Les autres plaintes se retrouvent partout ailleurs au CIUSSS, mais plusieurs d’entre elles proviennent des milieux d’accueil de la clientèle, comme les salles d’urgence par exemple.

1157 plaintes de ce genre, c’est beaucoup, mais c’est encore trop peu, insiste Josée Paquette, parce qu’elle sait que ce nombre ne reflète pas la réalité. « On sait que c’est la pointe de l’iceberg, qu’il y a des cas qui ne sont pas déclarés », dit-elle.

Deux types de violence

Il y a deux types de cas de violence. Dans certains milieux, les accès de violence font partie du lot quotidien des employés et ils en finissent par normaliser la situation. Ça peut par exemple être le cas dans un CHSLD où un patient avec une déficience cognitive lance des propos injurieux ou frappe régulièrement. « Il est possible que les employés aient fait un rapport une fois, et qu’ils n’en fassent plus ensuite même si ça se répète », précise Mme Paquette.

Il y a aussi les cas isolés de violence, quand un patient perd patience par exemple après une longue attente à la salle d’urgence.

La direction du CIUSSS de l’Estrie-CHUS pose de nombreuses actions pour régler tous les cas de violence.
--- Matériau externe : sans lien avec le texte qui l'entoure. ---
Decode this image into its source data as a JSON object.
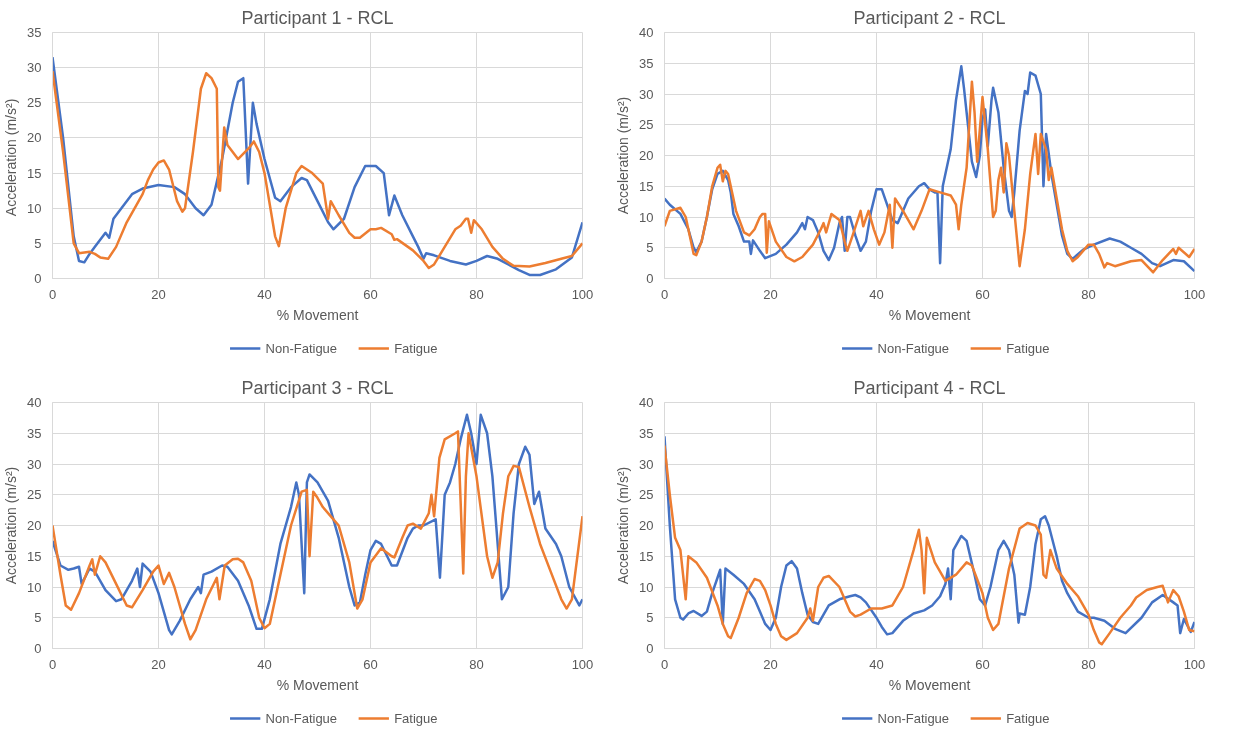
{
  "chart_data": [
    {
      "type": "line",
      "title": "Participant 1 - RCL",
      "xlabel": "% Movement",
      "ylabel": "Acceleration  (m/s²)",
      "xlim": [
        0,
        100
      ],
      "xticks": [
        0,
        20,
        40,
        60,
        80,
        100
      ],
      "ylim": [
        0,
        35
      ],
      "yticks": [
        0,
        5,
        10,
        15,
        20,
        25,
        30,
        35
      ],
      "grid": true,
      "legend": "bottom",
      "series": [
        {
          "name": "Non-Fatigue",
          "color": "#4472c4",
          "x": [
            0,
            2,
            4,
            5,
            6,
            7,
            8,
            10,
            10.7,
            11.5,
            13,
            15,
            17,
            20,
            23,
            25,
            27,
            28.5,
            30,
            32,
            34,
            35,
            36,
            36.9,
            37.8,
            38.5,
            40,
            42,
            43,
            45,
            47,
            48,
            50,
            52,
            53,
            55,
            57,
            59,
            61,
            62.5,
            63.5,
            64.5,
            66,
            68,
            69,
            70,
            70.5,
            72,
            75,
            78,
            80,
            82,
            84,
            86,
            88,
            90,
            92,
            95,
            98,
            100
          ],
          "values": [
            31.5,
            20,
            6,
            2.5,
            2.3,
            3.5,
            4.5,
            6.5,
            5.8,
            8.5,
            10,
            12,
            12.8,
            13.3,
            13,
            12,
            10,
            9,
            10.5,
            17,
            25,
            28,
            28.5,
            13.5,
            25,
            22,
            17,
            11.5,
            11,
            13,
            14.3,
            14,
            11,
            8,
            7,
            8.5,
            13,
            16,
            16,
            15,
            9,
            11.8,
            9,
            6,
            4.5,
            2.8,
            3.6,
            3.3,
            2.5,
            2,
            2.5,
            3.2,
            2.8,
            2,
            1.2,
            0.5,
            0.5,
            1.3,
            3,
            8
          ]
        },
        {
          "name": "Fatigue",
          "color": "#ed7d31",
          "x": [
            0,
            2,
            4,
            5,
            7,
            8,
            9,
            10.5,
            12,
            14,
            17,
            18,
            19,
            20,
            21,
            22,
            23.5,
            24.5,
            25,
            26.5,
            28,
            29,
            30,
            31,
            31.3,
            31.6,
            32.4,
            33,
            35,
            37,
            38,
            39,
            40,
            42,
            42.7,
            44,
            46,
            47,
            49,
            51,
            52,
            52.5,
            54,
            56,
            57,
            58,
            60,
            61,
            62,
            64,
            64.5,
            65,
            68,
            70,
            71,
            72,
            74,
            76,
            77,
            78,
            78.4,
            79,
            79.5,
            81,
            83,
            85,
            87,
            90,
            93,
            96,
            98,
            100
          ],
          "values": [
            29.5,
            18,
            5,
            3.6,
            3.8,
            3.5,
            3,
            2.8,
            4.5,
            8,
            12,
            14,
            15.5,
            16.5,
            16.8,
            15.5,
            11,
            9.5,
            10,
            18,
            27,
            29.2,
            28.5,
            27,
            13,
            12.5,
            21.5,
            19,
            17,
            18.5,
            19.5,
            18,
            15,
            6,
            4.6,
            10,
            15,
            16,
            15,
            13.5,
            8.5,
            11,
            9,
            6.5,
            5.8,
            5.8,
            7,
            7,
            7.2,
            6.3,
            5.5,
            5.6,
            4,
            2.5,
            1.5,
            2,
            4.5,
            7,
            7.5,
            8.5,
            8.5,
            6.5,
            8.3,
            7,
            4.5,
            2.8,
            1.8,
            1.7,
            2.2,
            2.8,
            3.2,
            5
          ]
        }
      ]
    },
    {
      "type": "line",
      "title": "Participant 2 - RCL",
      "xlabel": "% Movement",
      "ylabel": "Acceleration (m/s²)",
      "xlim": [
        0,
        100
      ],
      "xticks": [
        0,
        20,
        40,
        60,
        80,
        100
      ],
      "ylim": [
        0,
        40
      ],
      "yticks": [
        0,
        5,
        10,
        15,
        20,
        25,
        30,
        35,
        40
      ],
      "grid": true,
      "legend": "bottom",
      "series": [
        {
          "name": "Non-Fatigue",
          "color": "#4472c4",
          "x": [
            0,
            1,
            3,
            4.5,
            5.5,
            6,
            7,
            8,
            9,
            10,
            11,
            12,
            12.5,
            13,
            14,
            15,
            16,
            16.3,
            16.7,
            18,
            19,
            21,
            23,
            25,
            26,
            26.5,
            27,
            28,
            29,
            30,
            31,
            32,
            33,
            33.5,
            34,
            34.5,
            35,
            36,
            37,
            38,
            39,
            40,
            41,
            42,
            43,
            44,
            46,
            48,
            49,
            50,
            51,
            51.5,
            52,
            52.5,
            54,
            55,
            56,
            56.5,
            57,
            58,
            58.8,
            59.5,
            60,
            60.5,
            61,
            61.7,
            62,
            63,
            64,
            65,
            65.5,
            66,
            67,
            68,
            68.5,
            69,
            70,
            71,
            71.5,
            72,
            73,
            74,
            75,
            76,
            77,
            79,
            81,
            84,
            86,
            88,
            90,
            92,
            93.5,
            96,
            98,
            100
          ],
          "values": [
            13,
            12,
            10.5,
            8,
            5,
            4.3,
            6,
            10,
            14.5,
            17,
            17.5,
            16,
            14,
            10.5,
            8.5,
            6,
            6,
            4,
            6.2,
            4.5,
            3.3,
            4,
            5.5,
            7.5,
            9,
            8,
            10,
            9.5,
            7.5,
            4.5,
            3,
            5,
            9,
            10,
            4.5,
            10,
            10,
            7,
            4.5,
            6,
            11,
            14.5,
            14.5,
            12,
            9.5,
            9,
            13,
            15,
            15.5,
            14.5,
            14,
            14,
            2.5,
            15,
            21,
            29,
            34.5,
            31,
            27,
            19,
            16.5,
            20,
            26,
            27.5,
            21.5,
            29,
            31,
            27,
            18,
            11,
            10,
            14,
            24,
            30.5,
            30,
            33.5,
            33,
            30,
            15,
            23.5,
            17,
            12,
            7,
            4,
            3.2,
            4.7,
            5.5,
            6.5,
            6,
            5,
            4,
            2.5,
            2,
            3,
            2.8,
            1.2
          ]
        },
        {
          "name": "Fatigue",
          "color": "#ed7d31",
          "x": [
            0,
            1,
            3,
            4,
            5,
            5.5,
            6,
            7,
            8,
            9,
            10,
            10.5,
            11,
            11.5,
            12,
            13.5,
            15,
            16,
            17,
            18,
            18.5,
            19,
            19.3,
            19.7,
            21,
            23,
            24.5,
            26,
            28,
            29.5,
            30,
            30.5,
            31.5,
            33,
            34,
            34.5,
            35.5,
            37,
            37.5,
            38.5,
            39.5,
            40.5,
            41.5,
            42.5,
            43,
            43.5,
            45,
            47,
            48.5,
            50,
            52,
            54,
            55,
            55.5,
            56,
            57,
            58,
            58.5,
            59,
            60,
            61,
            62,
            62.5,
            63,
            63.5,
            64,
            64.5,
            65,
            66,
            67,
            68,
            69,
            70,
            70.5,
            71,
            72,
            72.5,
            73,
            74,
            75,
            76,
            77,
            78,
            80,
            81,
            82,
            83,
            83.5,
            85,
            88,
            90,
            92.2,
            94,
            96,
            96.5,
            97,
            99,
            100
          ],
          "values": [
            8.5,
            11,
            11.5,
            10,
            6,
            4,
            3.8,
            6,
            10,
            15,
            18,
            18.5,
            15.8,
            17.5,
            17,
            11,
            7.5,
            7,
            8,
            10,
            10.5,
            10.5,
            4.2,
            9.3,
            6,
            3.5,
            2.8,
            3.5,
            5.5,
            8,
            9,
            7.5,
            10.5,
            9.5,
            6,
            4.5,
            7,
            11,
            8.5,
            11,
            8,
            5.5,
            7.5,
            12,
            5,
            13,
            11,
            8,
            11,
            14.5,
            14,
            13.5,
            12,
            8,
            12,
            18,
            32,
            27,
            19,
            29.5,
            21,
            10,
            11,
            16,
            18,
            14,
            22,
            20,
            11,
            2,
            8,
            17,
            23.5,
            17,
            23.5,
            21,
            16,
            18,
            13,
            8,
            4.5,
            2.8,
            3.5,
            5.5,
            5.5,
            4,
            1.8,
            2.5,
            2,
            2.8,
            3,
            1,
            3,
            4.8,
            4,
            5,
            3.5,
            4.8
          ]
        }
      ]
    },
    {
      "type": "line",
      "title": "Participant 3 - RCL",
      "xlabel": "% Movement",
      "ylabel": "Acceleration (m/s²)",
      "xlim": [
        0,
        100
      ],
      "xticks": [
        0,
        20,
        40,
        60,
        80,
        100
      ],
      "ylim": [
        0,
        40
      ],
      "yticks": [
        0,
        5,
        10,
        15,
        20,
        25,
        30,
        35,
        40
      ],
      "grid": true,
      "legend": "bottom",
      "series": [
        {
          "name": "Non-Fatigue",
          "color": "#4472c4",
          "x": [
            0,
            1.5,
            3,
            4,
            5,
            5.5,
            7,
            8,
            10,
            12,
            13,
            15,
            16,
            16.5,
            17,
            18.5,
            20,
            22,
            22.5,
            24,
            26,
            27.5,
            28,
            28.5,
            30,
            32,
            33,
            35,
            37,
            38.5,
            39.5,
            41,
            43,
            45,
            46,
            46.5,
            47.5,
            48,
            48.5,
            50,
            52,
            54,
            56,
            57,
            58,
            59,
            60,
            61,
            62,
            64,
            65,
            67,
            68,
            69,
            70,
            72.3,
            73.1,
            74,
            75,
            76,
            77,
            78.2,
            79,
            80,
            80.8,
            82,
            83,
            84.8,
            86,
            87,
            88,
            89.2,
            90,
            90.9,
            91.8,
            93,
            95,
            96,
            97.5,
            99.4,
            100
          ],
          "values": [
            17.5,
            13.5,
            12.8,
            13,
            13.3,
            10.5,
            13,
            12.5,
            9.5,
            7.7,
            8,
            11,
            13,
            10,
            13.8,
            12.5,
            9,
            3,
            2.3,
            4.5,
            8,
            10,
            9,
            12,
            12.5,
            13.5,
            13.3,
            11,
            7,
            3.2,
            3.2,
            8,
            17,
            23,
            27,
            25,
            9,
            27,
            28.3,
            27,
            24,
            18,
            10,
            7,
            7.5,
            12,
            16,
            17.5,
            17,
            13.5,
            13.5,
            18,
            19.5,
            20,
            20,
            21,
            11.5,
            25,
            27,
            30,
            34,
            38,
            35,
            30,
            38,
            35,
            28,
            8,
            10,
            22,
            30,
            32.8,
            31.5,
            23.5,
            25.5,
            19.5,
            17,
            15,
            10,
            7,
            8
          ]
        },
        {
          "name": "Fatigue",
          "color": "#ed7d31",
          "x": [
            0,
            1.5,
            2.5,
            3.5,
            5,
            7,
            7.5,
            8,
            9,
            10,
            12,
            14,
            15,
            17,
            19,
            20,
            21,
            22,
            23,
            25,
            26,
            27,
            29,
            31,
            31.5,
            32.5,
            34,
            35,
            36,
            37.5,
            39,
            40,
            41,
            43,
            45,
            47,
            48,
            48.5,
            49.2,
            50,
            51,
            53,
            54,
            56,
            57.5,
            58.5,
            60,
            62,
            64,
            64.5,
            66,
            67,
            68,
            69.5,
            71,
            71.5,
            72,
            73,
            74,
            76,
            76.5,
            77,
            77.5,
            78,
            78.5,
            80,
            82,
            83,
            84,
            85,
            86,
            87,
            88,
            90,
            92,
            94,
            96,
            97,
            98,
            100
          ],
          "values": [
            20,
            12,
            7,
            6.3,
            9,
            13.5,
            14.5,
            12,
            15,
            14,
            10.5,
            7,
            6.7,
            9.5,
            12.5,
            13.5,
            10.5,
            12.3,
            10,
            4,
            1.5,
            3,
            8,
            11.5,
            8,
            13.5,
            14.5,
            14.6,
            14,
            11,
            5,
            3.3,
            4,
            12,
            20,
            25.5,
            25.8,
            15,
            25.5,
            24.5,
            23,
            21,
            20,
            14,
            6.5,
            8,
            14,
            16.3,
            15,
            14.8,
            18,
            20,
            20.3,
            19.5,
            22,
            25,
            21.5,
            31,
            34,
            35,
            35.3,
            24,
            12.2,
            28,
            35,
            28,
            15,
            11.5,
            14,
            22,
            28,
            29.7,
            29.5,
            23,
            17,
            12.5,
            8,
            6.5,
            8,
            21.5
          ]
        }
      ]
    },
    {
      "type": "line",
      "title": "Participant 4 - RCL",
      "xlabel": "% Movement",
      "ylabel": "Acceleration (m/s²)",
      "xlim": [
        0,
        100
      ],
      "xticks": [
        0,
        20,
        40,
        60,
        80,
        100
      ],
      "ylim": [
        0,
        40
      ],
      "yticks": [
        0,
        5,
        10,
        15,
        20,
        25,
        30,
        35,
        40
      ],
      "grid": true,
      "legend": "bottom",
      "series": [
        {
          "name": "Non-Fatigue",
          "color": "#4472c4",
          "x": [
            0,
            1,
            2,
            3,
            3.5,
            4.5,
            5.5,
            7,
            8,
            9,
            10,
            10.5,
            11,
            11.5,
            13,
            15,
            17,
            18,
            19,
            20,
            21,
            22,
            23,
            24,
            25,
            26,
            27,
            28,
            29,
            30,
            31,
            33,
            35,
            36,
            37,
            38,
            40,
            41,
            42,
            43,
            45,
            47,
            49,
            50.5,
            52,
            53,
            53.5,
            54,
            54.5,
            56,
            57,
            58.5,
            59.5,
            60.5,
            61.5,
            63,
            64,
            65,
            66,
            66.8,
            67,
            68,
            69,
            70,
            71,
            71.8,
            72.5,
            74,
            75,
            76,
            77,
            78,
            80,
            81,
            83,
            85,
            87,
            90,
            92,
            94,
            96,
            96.8,
            97.3,
            98,
            99.3,
            100
          ],
          "values": [
            34.5,
            20,
            8,
            5,
            4.7,
            5.7,
            6.1,
            5.3,
            6,
            9,
            11.5,
            12.8,
            4,
            13,
            12,
            10.5,
            8,
            6,
            4,
            3,
            5,
            10,
            13.5,
            14.2,
            13,
            9,
            5.5,
            4.3,
            4,
            5.5,
            7,
            8,
            8.5,
            8.7,
            8.3,
            7.5,
            5,
            3.5,
            2.3,
            2.5,
            4.5,
            5.7,
            6.2,
            7,
            8.5,
            10.5,
            13,
            8,
            16,
            18.3,
            17.5,
            12,
            8,
            7,
            10,
            16,
            17.5,
            16,
            12,
            4.2,
            5.7,
            5.5,
            10,
            17,
            21,
            21.5,
            20,
            15,
            11,
            9,
            7.5,
            6,
            5,
            5,
            4.5,
            3.2,
            2.5,
            5,
            7.5,
            8.7,
            7.5,
            7,
            2.5,
            4.8,
            2.7,
            4.3
          ]
        },
        {
          "name": "Fatigue",
          "color": "#ed7d31",
          "x": [
            0,
            1,
            2,
            3,
            3.5,
            4,
            4.5,
            6,
            8,
            10,
            11,
            12,
            12.5,
            14,
            15.5,
            17,
            18,
            19,
            20,
            21,
            22,
            23,
            25,
            27,
            27.5,
            28,
            29,
            30,
            31,
            33,
            35,
            36,
            37,
            39,
            41,
            43,
            45,
            47,
            48,
            48.5,
            49,
            49.5,
            51,
            53,
            55,
            57,
            58,
            60,
            61,
            62,
            63,
            65,
            67,
            68.5,
            70,
            71,
            71.5,
            72,
            72.8,
            74,
            76,
            78,
            80,
            81,
            82,
            82.5,
            84,
            86,
            88,
            89,
            91,
            93,
            94,
            95,
            96,
            97,
            98,
            99,
            100
          ],
          "values": [
            33,
            25,
            18,
            16,
            12,
            8,
            15,
            14,
            11.5,
            7,
            4,
            2,
            1.7,
            5,
            9,
            11.3,
            11,
            9.5,
            7,
            4,
            2,
            1.4,
            2.5,
            5,
            6.5,
            4.5,
            10,
            11.5,
            11.8,
            10,
            6,
            5.2,
            5.5,
            6.5,
            6.5,
            7,
            10,
            16,
            19.3,
            16,
            9,
            18,
            14,
            11,
            12,
            14,
            13.5,
            9,
            5,
            3,
            4,
            13,
            19.5,
            20.4,
            20,
            18.5,
            12,
            11.5,
            16,
            13,
            10.5,
            8.5,
            5.5,
            3,
            1,
            0.7,
            2.5,
            5,
            7,
            8.3,
            9.5,
            10,
            10.2,
            7.5,
            9.5,
            8.5,
            6,
            3,
            2.8
          ]
        }
      ]
    }
  ]
}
« Un seul événement grave apporte des actions immédiates. Et quand ce sont des situations où la prévalence est importante, comme dans les RAC par exemple, on fait des plans d’intervention pour assurer la sécurité de nos employés », précise Josée Paquette.

Dans la dernière année, beaucoup de personnel a été formé ou reformé pour apprendre à mieux gérer les crises.

« Nos employés savent comment pacifier les usagers dans ce genre de situation, quand le ton ou l’émotion commencent à monter. On demande par exemple aux patients : qu’est-ce qui vous inquiète? Et le personnel peut souvent répondre à leurs questions et les rassurer », avait expliqué en février André Jalbert, chef de service, volet prévention et santé-sécurité au CIUSSS de l’Estrie-CHUS, lors d’une entrevue à La Tribune.

Un plan d’action 2019-2020 a aussi été déposé dans le cadre de la politique contre la violence au CIUSSS de l’Estrie-CHUS. Des exemples de gestes concrets qui seront posés? « En ce moment, le formulaire papier pour signaler un événement est long à remplir. Il y a plusieurs copies, qui doivent être remises à plusieurs personnes. C’est compliqué. Nous voulons simplifier le formulaire et l’informatiser. C’est quelque chose que nous allons faire dans la prochaine année », ajoute Mme Paquette.